We also created BARDA, the Biomedical Advanced Research and Development Authority, which supports the private sector to develop medical countermeasures like vaccines, diagnostic tools and antibiotics that will help us respond to biological, chemical, nuclear and radiological threats.
BARDA in particular was a response to a need identified about lack of coordination: There was no single entity in government or elsewhere interested in bringing countermeasures from basic scientific research all the way to stockpiling and deployability—until we created BARDA. So that speaks to one particular need for the biodefense strategy, and one of its key elements: the need to coordinate across different government agencies and the private sector.
The threats HHS dealt with under the Obama administration provided another lesson about the need for a coherent, coordinated strategy.
The 2014 Ebola crisis demanded efforts from all across government: HHS took the lead on treatment and epidemiological work in West Africa and here in the U.S. But there were significant roles played by the State Department and USAID, as well as by DHS components like Customs and Border Patrol. It was widely recognized that, early on, the response was not nearly as well coordinated as it should have been.

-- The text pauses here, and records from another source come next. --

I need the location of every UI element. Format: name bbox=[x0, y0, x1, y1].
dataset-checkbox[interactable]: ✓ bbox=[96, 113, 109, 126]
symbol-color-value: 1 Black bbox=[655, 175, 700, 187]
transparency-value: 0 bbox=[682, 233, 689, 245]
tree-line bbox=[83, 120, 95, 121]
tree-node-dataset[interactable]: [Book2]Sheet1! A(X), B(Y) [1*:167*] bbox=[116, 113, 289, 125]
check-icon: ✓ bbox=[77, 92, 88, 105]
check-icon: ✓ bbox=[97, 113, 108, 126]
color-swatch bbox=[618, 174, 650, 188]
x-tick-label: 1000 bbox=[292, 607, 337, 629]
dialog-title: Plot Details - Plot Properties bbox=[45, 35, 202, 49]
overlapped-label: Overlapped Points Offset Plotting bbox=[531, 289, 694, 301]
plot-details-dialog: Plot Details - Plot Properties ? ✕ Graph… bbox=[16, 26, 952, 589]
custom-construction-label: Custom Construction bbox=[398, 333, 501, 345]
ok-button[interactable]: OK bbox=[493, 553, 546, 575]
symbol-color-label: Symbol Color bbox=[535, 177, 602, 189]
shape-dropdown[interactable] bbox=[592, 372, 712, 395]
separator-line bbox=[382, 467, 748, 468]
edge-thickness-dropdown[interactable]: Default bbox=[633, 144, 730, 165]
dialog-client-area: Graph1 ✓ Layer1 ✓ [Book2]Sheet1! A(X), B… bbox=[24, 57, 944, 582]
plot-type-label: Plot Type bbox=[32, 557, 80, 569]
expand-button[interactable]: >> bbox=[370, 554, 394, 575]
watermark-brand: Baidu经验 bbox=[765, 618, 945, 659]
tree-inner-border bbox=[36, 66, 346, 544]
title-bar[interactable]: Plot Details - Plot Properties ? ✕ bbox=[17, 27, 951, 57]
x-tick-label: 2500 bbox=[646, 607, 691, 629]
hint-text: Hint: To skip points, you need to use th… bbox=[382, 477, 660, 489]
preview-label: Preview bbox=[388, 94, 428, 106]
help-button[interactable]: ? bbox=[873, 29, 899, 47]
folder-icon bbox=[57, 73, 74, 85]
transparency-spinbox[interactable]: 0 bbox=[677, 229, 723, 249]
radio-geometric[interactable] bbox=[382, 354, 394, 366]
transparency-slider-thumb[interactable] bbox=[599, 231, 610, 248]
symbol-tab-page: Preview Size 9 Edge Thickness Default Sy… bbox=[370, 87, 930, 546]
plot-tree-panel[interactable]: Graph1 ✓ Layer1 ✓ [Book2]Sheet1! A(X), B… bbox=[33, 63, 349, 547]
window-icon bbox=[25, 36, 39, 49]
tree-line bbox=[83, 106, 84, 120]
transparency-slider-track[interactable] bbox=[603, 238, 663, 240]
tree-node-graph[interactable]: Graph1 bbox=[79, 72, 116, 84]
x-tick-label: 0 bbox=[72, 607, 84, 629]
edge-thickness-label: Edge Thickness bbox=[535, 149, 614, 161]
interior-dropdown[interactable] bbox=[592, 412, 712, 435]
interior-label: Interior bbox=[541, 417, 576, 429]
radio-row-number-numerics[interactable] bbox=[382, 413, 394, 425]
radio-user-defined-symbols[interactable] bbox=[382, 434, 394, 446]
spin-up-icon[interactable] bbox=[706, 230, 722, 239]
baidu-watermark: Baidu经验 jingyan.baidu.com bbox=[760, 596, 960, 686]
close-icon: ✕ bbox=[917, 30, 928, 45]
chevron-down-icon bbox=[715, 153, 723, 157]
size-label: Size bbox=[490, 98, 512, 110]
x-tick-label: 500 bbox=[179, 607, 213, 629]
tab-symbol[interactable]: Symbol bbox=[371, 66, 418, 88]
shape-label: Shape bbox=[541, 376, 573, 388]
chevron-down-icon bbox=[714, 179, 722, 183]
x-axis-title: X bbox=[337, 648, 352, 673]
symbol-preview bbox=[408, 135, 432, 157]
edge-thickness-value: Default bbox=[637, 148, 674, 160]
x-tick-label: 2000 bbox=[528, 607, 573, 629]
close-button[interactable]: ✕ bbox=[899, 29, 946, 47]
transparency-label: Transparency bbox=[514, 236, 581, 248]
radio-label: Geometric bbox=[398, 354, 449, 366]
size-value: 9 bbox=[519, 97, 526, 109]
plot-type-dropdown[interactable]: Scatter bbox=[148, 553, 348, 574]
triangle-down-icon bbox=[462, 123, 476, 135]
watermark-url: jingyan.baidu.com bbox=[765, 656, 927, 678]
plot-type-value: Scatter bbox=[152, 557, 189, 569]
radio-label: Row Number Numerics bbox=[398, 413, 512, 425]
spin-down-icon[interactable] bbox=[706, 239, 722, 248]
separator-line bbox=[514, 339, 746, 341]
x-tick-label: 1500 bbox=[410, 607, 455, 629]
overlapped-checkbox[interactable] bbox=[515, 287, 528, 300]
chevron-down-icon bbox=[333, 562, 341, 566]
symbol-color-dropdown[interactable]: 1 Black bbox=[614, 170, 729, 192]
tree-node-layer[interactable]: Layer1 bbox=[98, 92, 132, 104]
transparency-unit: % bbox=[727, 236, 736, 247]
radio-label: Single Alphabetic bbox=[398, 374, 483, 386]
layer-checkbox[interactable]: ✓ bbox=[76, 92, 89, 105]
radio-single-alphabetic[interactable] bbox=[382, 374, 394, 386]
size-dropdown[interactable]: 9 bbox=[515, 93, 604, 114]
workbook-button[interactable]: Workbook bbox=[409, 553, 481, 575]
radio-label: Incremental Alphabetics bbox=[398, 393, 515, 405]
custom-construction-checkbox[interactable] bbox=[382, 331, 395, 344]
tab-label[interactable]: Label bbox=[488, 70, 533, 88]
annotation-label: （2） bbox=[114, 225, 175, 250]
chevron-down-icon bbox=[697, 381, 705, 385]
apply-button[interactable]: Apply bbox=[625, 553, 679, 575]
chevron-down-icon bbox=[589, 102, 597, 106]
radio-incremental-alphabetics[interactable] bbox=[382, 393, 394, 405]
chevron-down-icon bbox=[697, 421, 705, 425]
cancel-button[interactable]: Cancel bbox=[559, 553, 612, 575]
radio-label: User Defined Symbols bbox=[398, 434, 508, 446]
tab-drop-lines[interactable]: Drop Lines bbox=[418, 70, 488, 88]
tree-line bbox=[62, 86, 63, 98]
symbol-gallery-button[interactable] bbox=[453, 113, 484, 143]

So those are a couple other lessons incorporated into this biodefense strategy: For the first time, it vests accountability in one place, the Secretary of HHS as chairman of a coordinating committee, and it covers naturally occurring threats for the first time.
This is a cooperative effort, with expertise from many domains, but it’s a cardinal rule of leadership that you have to have accountability, which means one leader. That’s a leadership lesson well-understood by this President.
Many of the HHS activities I’ve just discussed will now fall under the biodefense strategy. By incorporating them into this broader framework with other agencies, we’ll have a much easier time identifying gaps in our capabilities and addressing them in the most efficient way possible.
Most fundamentally, this strategy recognizes the importance of biodefense as a fundamental and distinct aspect of national security.
Before 9/11, a future president understood this and recommended that we do a much better job of preparing for the possibility of a biological attack. “Our adversaries understand that if they are able to blindside us,” he wrote, “they will be much more likely to succeed in blackmailing us.”
That future president was Donald Trump, writing in the year 2000.
With this strategy and President Trump’s strong commitment to defending the health and well-being of the American people, it’s going to get that much harder for any threat or any of our adversaries to blindside us.
So thank you for joining us today to learn about these efforts.